Je vous propose d'abord un panorama de l'état actuel de la Subversion dans le monde, étoffé par quelques faits ; je vous propose ensuite de référer ces forces subversives à la Rédemption, à la Passion de Notre Seigneur Jésus-Christ, afin d'obtenir un certain éclairage ; enfin, l'analyse de leur mode d'action actuel pourra nous mettre sur la voie de la réponse victorieuse : au cercle subversif, moteur de la Révolution répond le cercle conversif, moteur de la Rédemption, au sens du laïcat chrétien opérant dans le domaine qui lui est propre.

I-RÉALITÉ DE LA SUBVERSION

Distinguons la Subversion au pouvoir sous forme marxiste-léniniste, et la Subversion occulte, qui conduit un travail de sape là où elle n'est pas au pouvoir sous cette forme.

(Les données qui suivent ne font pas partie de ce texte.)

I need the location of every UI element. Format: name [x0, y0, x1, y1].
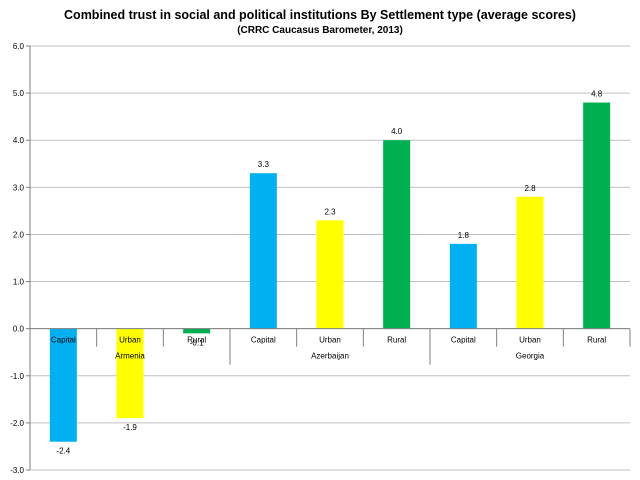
data-label: 4.0: [391, 127, 403, 136]
category-label: Capital: [451, 336, 476, 345]
bar: [249, 173, 277, 329]
category-label: Urban: [119, 336, 141, 345]
y-tick-label: -1.0: [10, 372, 24, 381]
data-label: -1.9: [123, 423, 137, 432]
group-label: Armenia: [115, 352, 145, 361]
category-label: Capital: [51, 336, 76, 345]
category-label: Urban: [519, 336, 541, 345]
category-label: Capital: [251, 336, 276, 345]
bars: [49, 102, 611, 442]
bar: [49, 328, 77, 442]
data-label: 2.8: [524, 184, 536, 193]
category-label: Rural: [587, 336, 606, 345]
y-tick-label: 2.0: [13, 230, 25, 239]
chart-subtitle: (CRRC Caucasus Barometer, 2013): [237, 25, 403, 36]
y-tick-label: 4.0: [13, 136, 25, 145]
data-label: 3.3: [258, 160, 270, 169]
labels: 6.0 5.0 4.0 3.0 2.0 1.0 0.0 -1.0 -2.0 -3.0 -2.4 Cap…: [10, 42, 606, 475]
data-label: -2.4: [56, 447, 70, 456]
y-tick-label: -2.0: [10, 419, 24, 428]
category-label: Rural: [187, 336, 206, 345]
bar: [183, 328, 211, 334]
y-tick-label: -3.0: [10, 466, 24, 475]
y-tick-label: 0.0: [13, 325, 25, 334]
bar: [316, 220, 344, 329]
y-tick-label: 3.0: [13, 183, 25, 192]
data-label: 1.8: [458, 231, 470, 240]
y-tick-label: 6.0: [13, 42, 25, 51]
bar: [449, 243, 477, 329]
data-label: -0.1: [190, 338, 204, 347]
bar: [583, 102, 611, 329]
y-tick-label: 1.0: [13, 278, 25, 287]
bar: [516, 196, 544, 329]
category-label: Urban: [319, 336, 341, 345]
chart-title: Combined trust in social and political i…: [64, 8, 576, 22]
group-label: Georgia: [516, 352, 545, 361]
bar: [383, 140, 411, 329]
group-label: Azerbaijan: [311, 352, 349, 361]
category-label: Rural: [387, 336, 406, 345]
axes: [26, 45, 631, 471]
bar: [116, 328, 144, 419]
data-label: 4.8: [591, 90, 603, 99]
data-label: 2.3: [324, 207, 336, 216]
y-tick-label: 5.0: [13, 89, 25, 98]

a) La Subversion au pouvoir

Extérieurement, je veux dire pour la presse en général, et surtout pour les touristes, les résultats sont impressionnants les avions, le métro, les constructions, les fusées, les satellites, les grands cortèges, les drapeaux, les sourires, les embrassades, que de merveilles ... On promène les touristes dans les églises, que de splendeurs Le voyageur est informé d'une telle façon qu'il s'émerveille sans pouvoir se poser trop de questions.

Essayons d'y regarder d'un peu plus près, et justement la question des églises et des chrétiens. Le communisme devrait se renier soi-même pour renoncer à l'athéisme militant persécuteur des chrétiens. Les récits de témoins indiscutables sont concordants : en règle générale, les directions des églises visibles sont entièrement sous le contrôle des autorités communistes ; il y a de rares exceptions dont l'admirable cardinal Wysinski et ses évêques.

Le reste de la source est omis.